「愛する妻と、
自分で造った家で暮らす幸せ」
人気のプロヴァンスといえども、地味な印象のカルパントラは旅行者が大挙して訪れるような町ではない。その郊外の村にいたってはなおさらで、ミシュランの地図を片手に炎天下の農道を車を走らせながらのル・ボーセ村の陶芸家夫妻のアトリエ探しは、決して楽なものではなかった。ところがフランス人の友人が熱心に勧めるだけあり、ようやくお会いしたエリックとベアトリスのお二人と話していると、あたかも人生の奥義に到達したような、そんなすがすがしい気分になったのである。「ベアトリスと出会い、すぐにこう決心しました。
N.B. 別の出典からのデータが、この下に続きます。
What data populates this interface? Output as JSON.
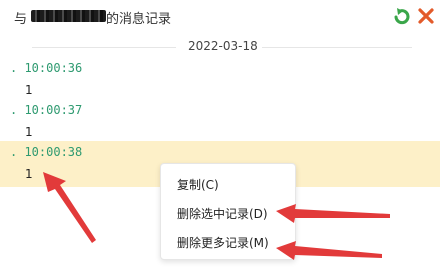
{
  "header": {
    "title_prefix": "与",
    "title_suffix": "的消息记录",
    "refresh_icon": "refresh-icon",
    "close_icon": "close-icon",
    "accent_green": "#2e9a70",
    "close_color": "#e35b2b"
  },
  "date_separator": "2022-03-18",
  "messages": [
    {
      "time": ". 10:00:36",
      "text": "1"
    },
    {
      "time": ". 10:00:37",
      "text": "1"
    },
    {
      "time": ". 10:00:38",
      "text": "1"
    }
  ],
  "selected_message_index": 2,
  "context_menu": {
    "items": [
      "复制(C)",
      "删除选中记录(D)",
      "删除更多记录(M)"
    ]
  },
  "annotation_color": "#e23a3a"
}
この女性と暮す家を作りたいと。自分で作った家に愛する妻と暮らす以上の幸せが、この世にあるでしょうか」
それは30年前のこと、パリに生まれ育ったエリック青年は南仏旅行の途中に立ち寄ったカルパントラの町で、二十歳に満たないベアトリスさんと出会い、恋に落ちた。当時、パリで勤めていた会社を辞め、エリックさんは陶芸家を志しながら、この地に自力で家を建てることにした。
「お金がありませんでしたから、壁にする石と木材を集める作業からはじめました。そして目に入った切り通しを建物に取り入れることを思いついたのです。天然の岩肌ですから、夏はとても冷たく冬は暖かいし湿度もほどほど、最高です」
ダイナミックなインテリア効果が話題になり、ヴォーグやマリ・クレールの雑誌の取材依頼もひっきりなし。国内外に固定ファンを持つエリックさんの陶芸家としての腕前もさることながら、お二人のライフスタイルこそ、都会人の私たちの憧れである。